The event was organized by the Fresno chapter of United Students Against Sweatshops with support from the Party of Socialism and Liberation and was endorsed by several local organizations. With a presence on more than 200 campuses across the country, USAS challenges corporate power and campaigns on behalf of workers’ rights throughout the United States and in solidarity with international struggles.
Without rent cancellation, thousands of people in Fresno and millions nationwide will be facing one of the most disastrous housing crises in recent memory. About 40% of Fresno residents live in poverty, one of the highest poverty rates in California.
“Families understand that the most important basic necessity is to have shelter,” said Alexandra Alvarado of Faith in the Valley. “Many have had to forgo basic necessities such as food, utilities, and medical costs, in order to pay their rent.”
USAS organizer and Fresno City College student Camila Rivera stressed: “[The demand to] Cancel the Rent is not a Democrat or Republican issue; rather, housing is a basic human rights issue and should be essential to the working class because we are the backbone of this country.”

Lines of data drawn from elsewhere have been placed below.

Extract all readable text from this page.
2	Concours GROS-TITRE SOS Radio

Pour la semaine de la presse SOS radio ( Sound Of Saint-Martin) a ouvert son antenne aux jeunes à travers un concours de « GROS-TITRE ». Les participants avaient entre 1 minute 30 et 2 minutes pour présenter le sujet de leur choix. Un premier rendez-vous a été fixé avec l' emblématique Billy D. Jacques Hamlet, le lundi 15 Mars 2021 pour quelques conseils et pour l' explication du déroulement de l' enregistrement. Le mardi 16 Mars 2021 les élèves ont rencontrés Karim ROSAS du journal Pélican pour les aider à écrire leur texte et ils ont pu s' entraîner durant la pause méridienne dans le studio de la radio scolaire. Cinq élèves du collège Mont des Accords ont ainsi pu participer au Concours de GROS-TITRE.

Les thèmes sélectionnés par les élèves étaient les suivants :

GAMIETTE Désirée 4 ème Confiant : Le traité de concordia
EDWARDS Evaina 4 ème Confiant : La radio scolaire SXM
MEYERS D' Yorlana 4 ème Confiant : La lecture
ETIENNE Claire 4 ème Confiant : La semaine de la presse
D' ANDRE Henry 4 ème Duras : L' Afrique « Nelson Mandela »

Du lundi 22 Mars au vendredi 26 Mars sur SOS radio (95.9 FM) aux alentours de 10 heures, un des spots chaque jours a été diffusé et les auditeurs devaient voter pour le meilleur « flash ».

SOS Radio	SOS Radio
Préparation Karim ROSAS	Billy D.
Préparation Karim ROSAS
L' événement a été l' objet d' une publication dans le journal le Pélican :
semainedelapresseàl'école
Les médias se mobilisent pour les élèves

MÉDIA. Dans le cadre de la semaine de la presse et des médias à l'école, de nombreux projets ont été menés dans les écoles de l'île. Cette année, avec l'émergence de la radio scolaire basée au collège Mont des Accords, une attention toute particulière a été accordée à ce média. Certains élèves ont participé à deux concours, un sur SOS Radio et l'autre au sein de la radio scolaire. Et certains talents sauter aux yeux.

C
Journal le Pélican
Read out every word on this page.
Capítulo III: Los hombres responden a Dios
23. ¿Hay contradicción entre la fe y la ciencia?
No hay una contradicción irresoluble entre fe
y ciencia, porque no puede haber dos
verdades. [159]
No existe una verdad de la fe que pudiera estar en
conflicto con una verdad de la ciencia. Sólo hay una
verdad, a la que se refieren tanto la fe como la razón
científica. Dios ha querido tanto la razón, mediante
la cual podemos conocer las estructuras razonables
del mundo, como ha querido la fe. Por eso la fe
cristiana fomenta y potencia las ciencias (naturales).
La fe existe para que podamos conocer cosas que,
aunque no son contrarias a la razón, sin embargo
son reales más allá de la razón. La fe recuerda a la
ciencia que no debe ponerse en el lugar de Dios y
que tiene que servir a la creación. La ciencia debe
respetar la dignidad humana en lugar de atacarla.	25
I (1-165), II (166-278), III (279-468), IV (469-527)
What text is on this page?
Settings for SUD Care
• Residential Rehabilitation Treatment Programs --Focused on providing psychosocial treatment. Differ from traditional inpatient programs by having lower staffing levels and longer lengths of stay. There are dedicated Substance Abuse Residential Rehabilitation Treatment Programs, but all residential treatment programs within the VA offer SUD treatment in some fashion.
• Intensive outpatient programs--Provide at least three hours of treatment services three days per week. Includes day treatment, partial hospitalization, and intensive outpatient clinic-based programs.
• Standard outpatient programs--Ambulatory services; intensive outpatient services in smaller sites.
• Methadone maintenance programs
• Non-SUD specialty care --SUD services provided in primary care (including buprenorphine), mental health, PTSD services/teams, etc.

The common theme cutting across the speeches was that these issues deeply affect all working-class people. Housing for the homeless and the special challenges faced by undocumented workers in securing housing assistance were highlighted by the speakers. As PSL member Angel Rojas put it, “homeless veterans, homeless children, and homeless families are just pushed aside.”

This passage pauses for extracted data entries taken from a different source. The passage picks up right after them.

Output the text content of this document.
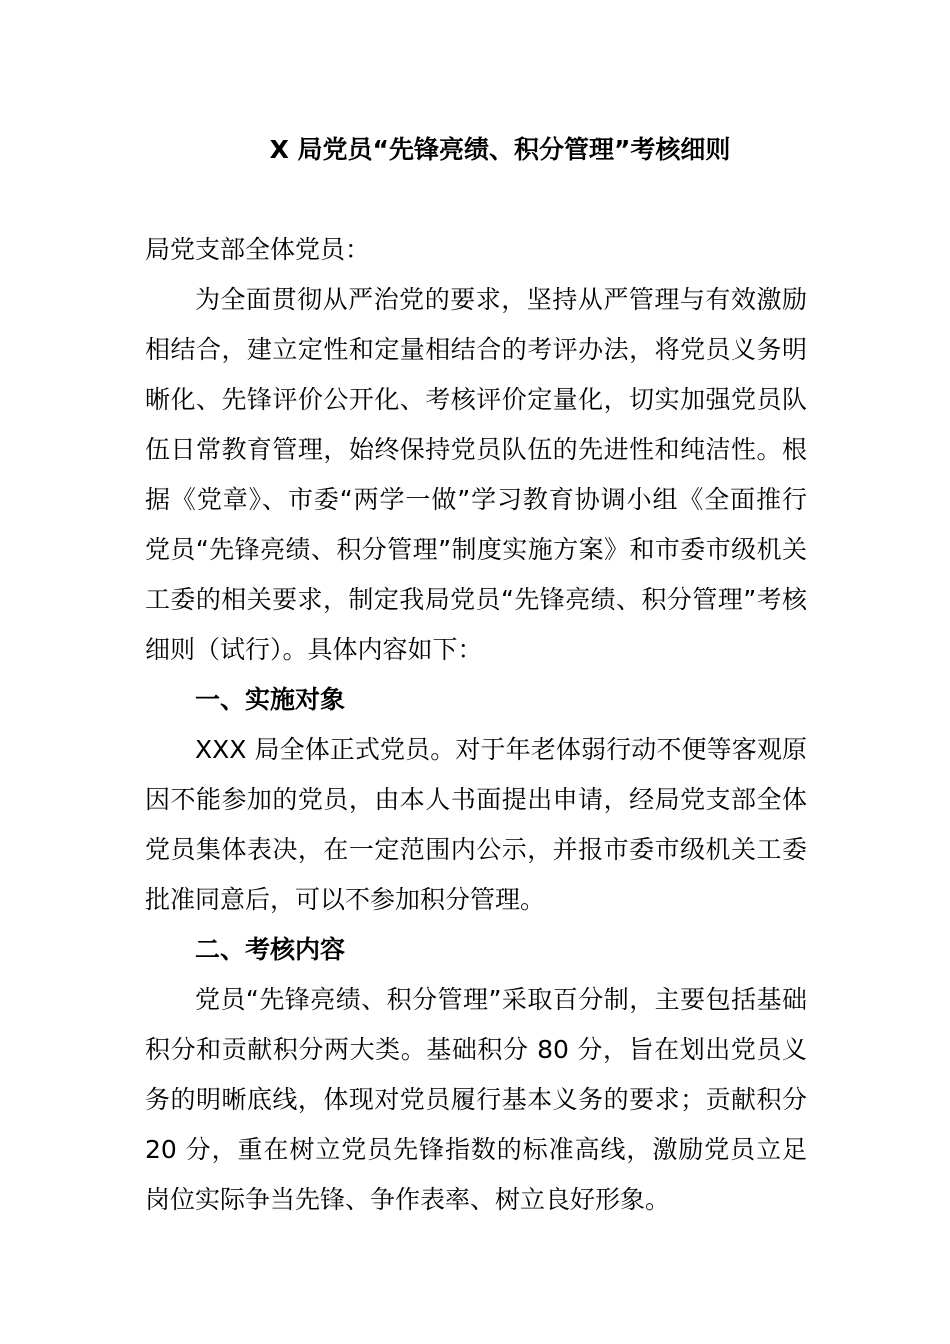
X 局党员“先锋亮绩、积分管理”考核细则

局党支部全体党员：

为全面贯彻从严治党的要求，坚持从严管理与有效激励相结合，建立定性和定量相结合的考评办法，将党员义务明晰化、先锋评价公开化、考核评价定量化，切实加强党员队伍日常教育管理，始终保持党员队伍的先进性和纯洁性。根据《党章》、市委“两学一做”学习教育协调小组《全面推行党员“先锋亮绩、积分管理”制度实施方案》和市委市级机关工委的相关要求，制定我局党员“先锋亮绩、积分管理”考核细则（试行）。具体内容如下：

一、实施对象

XXX 局全体正式党员。对于年老体弱行动不便等客观原因不能参加的党员，由本人书面提出申请，经局党支部全体党员集体表决，在一定范围内公示，并报市委市级机关工委批准同意后，可以不参加积分管理。

二、考核内容

党员“先锋亮绩、积分管理”采取百分制，主要包括基础积分和贡献积分两大类。基础积分 80 分，旨在划出党员义务的明晰底线，体现对党员履行基本义务的要求；贡献积分 20 分，重在树立党员先锋指数的标准高线，激励党员立足岗位实际争当先锋、争作表率、树立良好形象。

Despite the uphill battle, there was nevertheless a strong sense of optimism bleeding from the hearts of all the speakers at the event.

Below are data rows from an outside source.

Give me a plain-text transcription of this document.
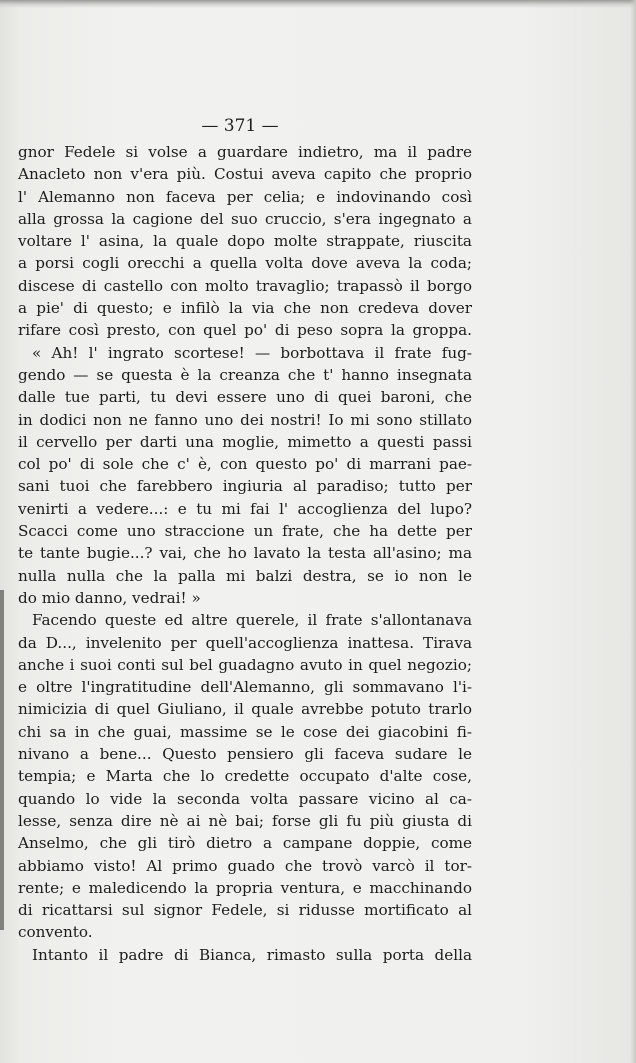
— 371 —
gnor Fedele si volse a guardare indietro, ma il padre
Anacleto non v'era più. Costui aveva capito che proprio
l' Alemanno non faceva per celia; e indovinando così
alla grossa la cagione del suo cruccio, s'era ingegnato a
voltare l' asina, la quale dopo molte strappate, riuscita
a porsi cogli orecchi a quella volta dove aveva la coda;
discese di castello con molto travaglio; trapassò il borgo
a pie' di questo; e infilò la via che non credeva dover
rifare così presto, con quel po' di peso sopra la groppa.
« Ah! l' ingrato scortese! — borbottava il frate fug-
gendo — se questa è la creanza che t' hanno insegnata
dalle tue parti, tu devi essere uno di quei baroni, che
in dodici non ne fanno uno dei nostri! Io mi sono stillato
il cervello per darti una moglie, mimetto a questi passi
col po' di sole che c' è, con questo po' di marrani pae-
sani tuoi che farebbero ingiuria al paradiso; tutto per
venirti a vedere...: e tu mi fai l' accoglienza del lupo?
Scacci come uno straccione un frate, che ha dette per
te tante bugie...? vai, che ho lavato la testa all'asino; ma
nulla nulla che la palla mi balzi destra, se io non le
do mio danno, vedrai! »
Facendo queste ed altre querele, il frate s'allontanava
da D..., invelenito per quell'accoglienza inattesa. Tirava
anche i suoi conti sul bel guadagno avuto in quel negozio;
e oltre l'ingratitudine dell'Alemanno, gli sommavano l'i-
nimicizia di quel Giuliano, il quale avrebbe potuto trarlo
chi sa in che guai, massime se le cose dei giacobini fi-
nivano a bene... Questo pensiero gli faceva sudare le
tempia; e Marta che lo credette occupato d'alte cose,
quando lo vide la seconda volta passare vicino al ca-
lesse, senza dire nè ai nè bai; forse gli fu più giusta di
Anselmo, che gli tirò dietro a campane doppie, come
abbiamo visto! Al primo guado che trovò varcò il tor-
rente; e maledicendo la propria ventura, e macchinando
di ricattarsi sul signor Fedele, si ridusse mortificato al
convento.
Intanto il padre di Bianca, rimasto sulla porta della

“We need to stick together and we need to continue to build this movement,” summed up Ralphy Avita, a teacher and member of the Brown Berets. Avita went on to praise the potential he sees in the youth who will continue on as the next generation of activists and organizers.
“If the moratorium is not extended, over 5,000 families will be facing eviction in Fresno alone,” Alexa from Anakbayan underscored.
Demands can be won
The moratorium extension was indeed signed by Gov. Gavin Newsom two days after the Fresno rally. It included an expansion of the state’s rent relief program that, on paper, would cover up to 100% of rent for tenants economically impacted by the pandemic. This important development is a victory and shows that the demands of our movement can be won.
However, California’s rent relief program has so far been plagued by bureaucratic hurdles aggravated by accessibility challenges for non-English speakers as well as those without easy access to the online application process. As a result, qualified tenants across the state have been unable to obtain the benefits promised. Tenants who cannot secure rent relief by the time of the moratorium could still be at risk of being evicted by their landlords.
It is imperative we continue the struggle so legislation translates into real relief for those who need it. The Fresno City College USAS chapter and the PSL are planning future events such as banner drops, study groups, speak-outs and more. No one should lose their home in the richest country in the world.
“People across the country are becoming increasingly fed up with the lack of government support for those facing housing insecurity,” said PSL member Nick McKenna. “Housing is not just a local or national issue, housing is a human right.”